Through real-time data analysis, AI can help facilitate route and load optimisation at a much faster pace, helping reduce fuel consumption and maximise asset usage. The technology’s predictive maintenance capabilities extend not only to vehicles but also to road infrastructure, ensuring optimal performance and safety.

For warehousing, AI enhances demand forecasting and future-proofing inventory management. Additionally, AI’s learning capabilities enable continuous improvement, and its reporting capabilities offer valuable insights for strategic decision-making for future stock requirements. In essence, AI adoption represents a positive shift, elevating transport and logistics into a position of heightened effectiveness and sustainability.

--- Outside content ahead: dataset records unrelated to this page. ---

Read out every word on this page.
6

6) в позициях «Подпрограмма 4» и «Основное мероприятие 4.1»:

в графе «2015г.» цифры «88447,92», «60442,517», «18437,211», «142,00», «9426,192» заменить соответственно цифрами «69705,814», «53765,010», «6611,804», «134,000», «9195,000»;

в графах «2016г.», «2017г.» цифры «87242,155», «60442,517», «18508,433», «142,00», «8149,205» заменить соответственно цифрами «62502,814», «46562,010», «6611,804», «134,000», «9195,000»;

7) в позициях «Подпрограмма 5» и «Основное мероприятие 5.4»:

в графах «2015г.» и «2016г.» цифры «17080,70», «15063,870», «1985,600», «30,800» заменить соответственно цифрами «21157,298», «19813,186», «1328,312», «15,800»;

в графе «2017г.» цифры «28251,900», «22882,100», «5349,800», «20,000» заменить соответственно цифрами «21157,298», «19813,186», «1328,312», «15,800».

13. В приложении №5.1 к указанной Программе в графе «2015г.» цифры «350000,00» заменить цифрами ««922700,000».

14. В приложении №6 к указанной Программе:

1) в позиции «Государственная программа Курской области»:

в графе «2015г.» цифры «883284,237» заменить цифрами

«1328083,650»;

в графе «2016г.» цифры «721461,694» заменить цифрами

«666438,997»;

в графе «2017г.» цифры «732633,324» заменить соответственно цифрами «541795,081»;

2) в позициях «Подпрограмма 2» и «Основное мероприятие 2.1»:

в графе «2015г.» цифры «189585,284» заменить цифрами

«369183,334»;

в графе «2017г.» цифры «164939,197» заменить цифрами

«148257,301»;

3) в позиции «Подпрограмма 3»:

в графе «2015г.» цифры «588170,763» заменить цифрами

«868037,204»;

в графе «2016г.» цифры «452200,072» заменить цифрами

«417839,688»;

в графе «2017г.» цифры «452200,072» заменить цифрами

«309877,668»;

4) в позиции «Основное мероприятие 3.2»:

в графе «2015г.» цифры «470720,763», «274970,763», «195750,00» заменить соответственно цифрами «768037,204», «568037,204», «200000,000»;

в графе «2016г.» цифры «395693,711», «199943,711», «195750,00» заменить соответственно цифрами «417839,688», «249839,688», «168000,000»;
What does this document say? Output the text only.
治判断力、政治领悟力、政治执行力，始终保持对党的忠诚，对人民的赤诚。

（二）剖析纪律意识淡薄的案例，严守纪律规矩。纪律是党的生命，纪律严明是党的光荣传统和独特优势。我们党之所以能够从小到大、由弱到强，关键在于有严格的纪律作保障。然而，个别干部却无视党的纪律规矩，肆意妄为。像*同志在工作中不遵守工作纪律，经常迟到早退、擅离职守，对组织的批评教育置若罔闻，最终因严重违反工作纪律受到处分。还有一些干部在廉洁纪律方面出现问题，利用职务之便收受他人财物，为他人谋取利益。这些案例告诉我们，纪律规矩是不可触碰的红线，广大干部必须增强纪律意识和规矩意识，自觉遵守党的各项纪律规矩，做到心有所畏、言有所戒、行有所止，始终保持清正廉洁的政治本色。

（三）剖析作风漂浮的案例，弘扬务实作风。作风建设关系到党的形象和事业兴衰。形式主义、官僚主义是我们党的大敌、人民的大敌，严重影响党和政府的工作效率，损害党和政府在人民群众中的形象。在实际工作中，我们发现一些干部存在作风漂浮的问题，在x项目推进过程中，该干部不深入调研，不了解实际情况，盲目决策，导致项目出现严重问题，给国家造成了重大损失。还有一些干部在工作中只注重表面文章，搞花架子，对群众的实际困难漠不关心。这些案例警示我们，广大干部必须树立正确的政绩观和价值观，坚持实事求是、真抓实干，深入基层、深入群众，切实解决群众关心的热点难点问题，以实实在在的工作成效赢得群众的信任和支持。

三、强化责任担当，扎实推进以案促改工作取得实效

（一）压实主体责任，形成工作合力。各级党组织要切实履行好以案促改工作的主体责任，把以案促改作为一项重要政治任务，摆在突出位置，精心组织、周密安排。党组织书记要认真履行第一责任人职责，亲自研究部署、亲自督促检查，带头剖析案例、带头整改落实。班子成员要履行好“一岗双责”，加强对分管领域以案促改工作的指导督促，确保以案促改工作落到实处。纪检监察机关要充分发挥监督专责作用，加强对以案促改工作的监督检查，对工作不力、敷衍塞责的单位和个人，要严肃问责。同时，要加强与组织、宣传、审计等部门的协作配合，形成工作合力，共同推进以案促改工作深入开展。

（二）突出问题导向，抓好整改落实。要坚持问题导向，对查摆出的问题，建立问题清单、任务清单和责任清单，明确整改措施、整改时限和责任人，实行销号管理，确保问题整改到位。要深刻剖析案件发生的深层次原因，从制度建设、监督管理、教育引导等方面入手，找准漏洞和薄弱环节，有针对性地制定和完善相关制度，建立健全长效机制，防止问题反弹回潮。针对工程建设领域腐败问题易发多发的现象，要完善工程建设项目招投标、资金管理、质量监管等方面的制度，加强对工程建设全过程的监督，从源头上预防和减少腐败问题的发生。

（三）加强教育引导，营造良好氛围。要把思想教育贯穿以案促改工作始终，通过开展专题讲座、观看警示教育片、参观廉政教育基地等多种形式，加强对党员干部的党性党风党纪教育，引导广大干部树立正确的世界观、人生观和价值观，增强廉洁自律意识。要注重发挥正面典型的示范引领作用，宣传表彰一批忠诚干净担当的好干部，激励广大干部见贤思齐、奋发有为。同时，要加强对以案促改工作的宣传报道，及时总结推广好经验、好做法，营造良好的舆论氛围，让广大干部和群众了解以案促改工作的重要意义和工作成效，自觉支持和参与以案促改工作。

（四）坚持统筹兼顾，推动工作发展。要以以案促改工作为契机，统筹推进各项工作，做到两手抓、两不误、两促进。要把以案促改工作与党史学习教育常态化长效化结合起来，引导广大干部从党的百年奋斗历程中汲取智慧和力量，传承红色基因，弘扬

In an article for Forbes, CEO of MSM Digital, Mario Mirabella says “The future of AI is bright, and with the right approach, we can benefit from the advancements in AI technology while also tackling its challenges.” This extends to the transport and logistics just as much as other industries.

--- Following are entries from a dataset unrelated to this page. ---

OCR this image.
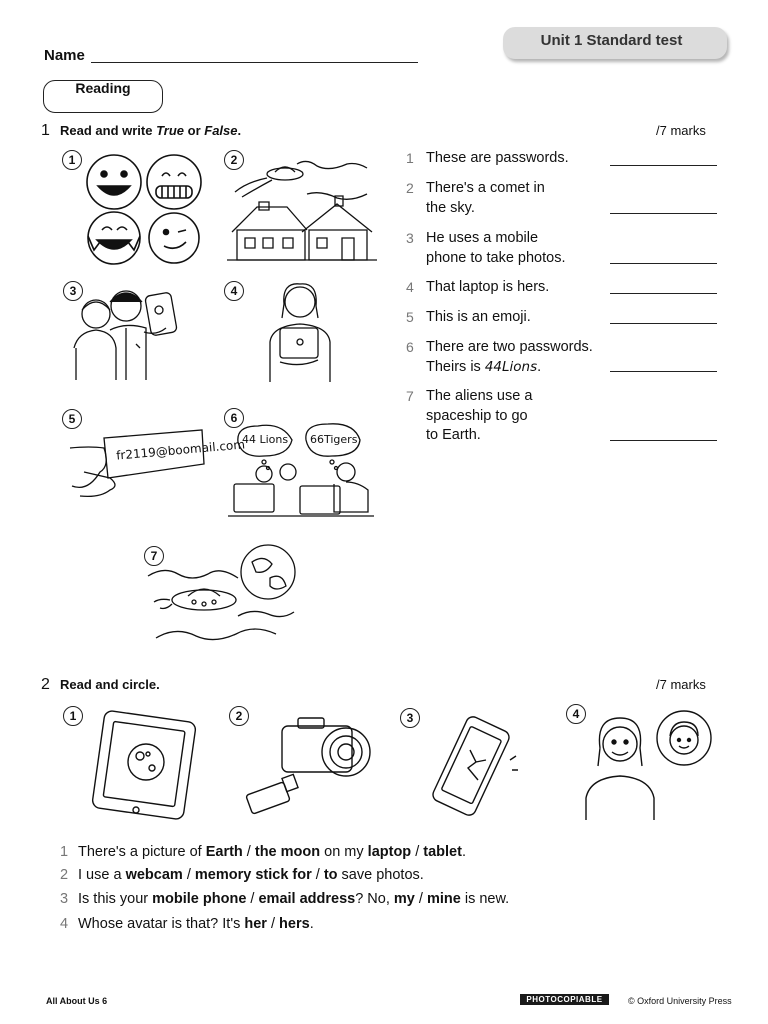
Unit 1 Standard test
Name
Reading
1 Read and write True or False.	/7 marks
1	2
3	4
fr2119@boomail.com
5
44 Lions 66Tigers
6
7
1 These are passwords.
2 There's a comet in
the sky.
3 He uses a mobile
phone to take photos.
4 That laptop is hers.
5 This is an emoji.
6 There are two passwords.
Theirs is 44Lions.
7 The aliens use a
spaceship to go
to Earth.
2 Read and circle.	/7 marks
1	2	3	4
1 There's a picture of Earth / the moon on my laptop / tablet.
2 I use a webcam / memory stick for / to save photos.
3 Is this your mobile phone / email address? No, my / mine is new.
4 Whose avatar is that? It's her / hers.
All About Us 6	PHOTOCOPIABLE	© Oxford University Press
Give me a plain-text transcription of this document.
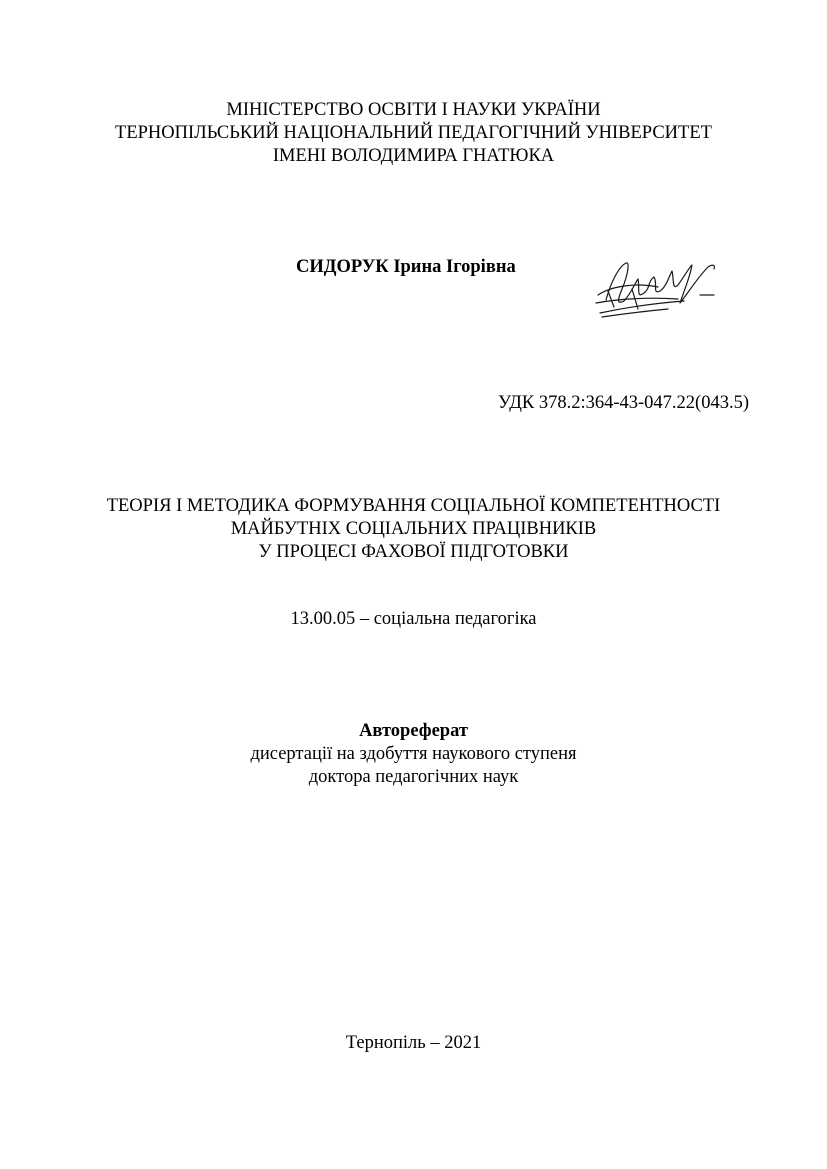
МІНІСТЕРСТВО ОСВІТИ І НАУКИ УКРАЇНИ
ТЕРНОПІЛЬСЬКИЙ НАЦІОНАЛЬНИЙ ПЕДАГОГІЧНИЙ УНІВЕРСИТЕТ
ІМЕНІ ВОЛОДИМИРА ГНАТЮКА
СИДОРУК Ірина Ігорівна
УДК 378.2:364-43-047.22(043.5)
ТЕОРІЯ І МЕТОДИКА ФОРМУВАННЯ СОЦІАЛЬНОЇ КОМПЕТЕНТНОСТІ
МАЙБУТНІХ СОЦІАЛЬНИХ ПРАЦІВНИКІВ
У ПРОЦЕСІ ФАХОВОЇ ПІДГОТОВКИ
13.00.05 – соціальна педагогіка
Автореферат
дисертації на здобуття наукового ступеня
доктора педагогічних наук
Тернопіль – 2021
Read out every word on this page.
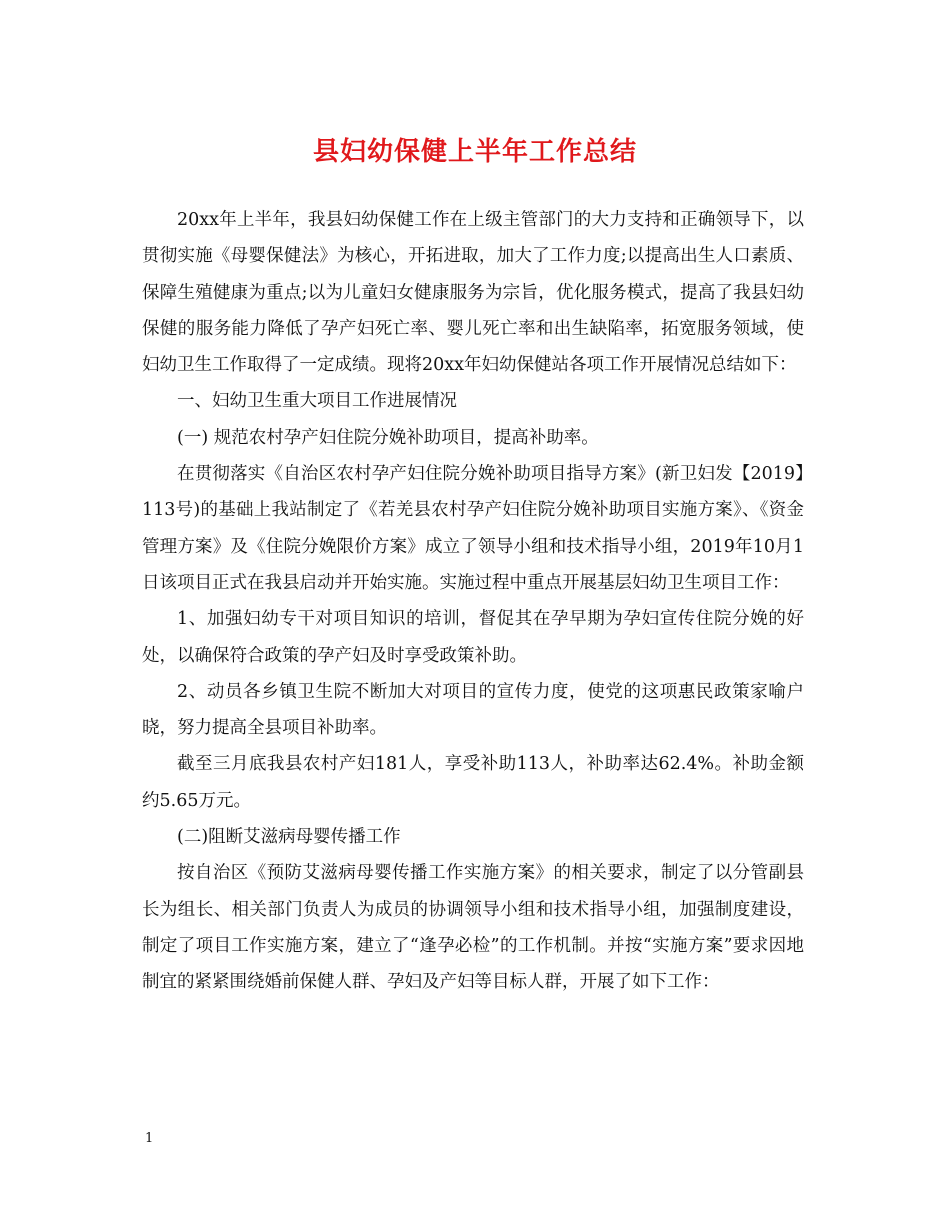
县妇幼保健上半年工作总结

20xx年上半年，我县妇幼保健工作在上级主管部门的大力支持和正确领导下，以贯彻实施《母婴保健法》为核心，开拓进取，加大了工作力度;以提高出生人口素质、保障生殖健康为重点;以为儿童妇女健康服务为宗旨，优化服务模式，提高了我县妇幼保健的服务能力降低了孕产妇死亡率、婴儿死亡率和出生缺陷率，拓宽服务领域，使妇幼卫生工作取得了一定成绩。现将20xx年妇幼保健站各项工作开展情况总结如下：

一、妇幼卫生重大项目工作进展情况

(一) 规范农村孕产妇住院分娩补助项目，提高补助率。

在贯彻落实《自治区农村孕产妇住院分娩补助项目指导方案》(新卫妇发【2019】113号)的基础上我站制定了《若羌县农村孕产妇住院分娩补助项目实施方案》、《资金管理方案》及《住院分娩限价方案》成立了领导小组和技术指导小组，2019年10月1日该项目正式在我县启动并开始实施。实施过程中重点开展基层妇幼卫生项目工作：

1、加强妇幼专干对项目知识的培训，督促其在孕早期为孕妇宣传住院分娩的好处，以确保符合政策的孕产妇及时享受政策补助。

2、动员各乡镇卫生院不断加大对项目的宣传力度，使党的这项惠民政策家喻户晓，努力提高全县项目补助率。

截至三月底我县农村产妇181人，享受补助113人，补助率达62.4%。补助金额约5.65万元。

(二)阻断艾滋病母婴传播工作

按自治区《预防艾滋病母婴传播工作实施方案》的相关要求，制定了以分管副县长为组长、相关部门负责人为成员的协调领导小组和技术指导小组，加强制度建设，制定了项目工作实施方案，建立了“逢孕必检”的工作机制。并按“实施方案”要求因地制宜的紧紧围绕婚前保健人群、孕妇及产妇等目标人群，开展了如下工作：

1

Is it imminent that AI-powered transport planning software will replace human planners in logistics companies?

The simple answer is, no. While routing and scheduling optimisation software does already utilise some elements of AI through algorithms for route calculations, it falls short in mapping all variables, restrictions, and conditions. Moreover, algorithms do not account for exceptions and spontaneous events that often occur within transport. This is where human involvement and transport planners play a crucial role, deploying their industry knowledge and experience to navigate aspects of logistics that software cannot address fully and autonomously.

For more information on how transport management software (TMS) can assist your planners, and help your operations to become more efficient, download the Mandata’s TMS Buying Guide (2024 Edition).


AI is already here – embrace it. As long as the governing bodies regulate it accordingly, transport businesses should look to capitalise on the benefits that it can offer.

Lee Johnson, Business Development Manager at Kainos, a leading IT consultancy company says, “As AI capabilities and the sector evolve, it is likely that this technology will play an increasingly significant role in shaping the future of transportation including reducing the number of road accidents, boosting operational efficiency, lowering pollution, and making transportation safer for all.” This highlights the fact that most businesses will be looking to adopt AI in some way or another, and those that dismiss AI could get left behind.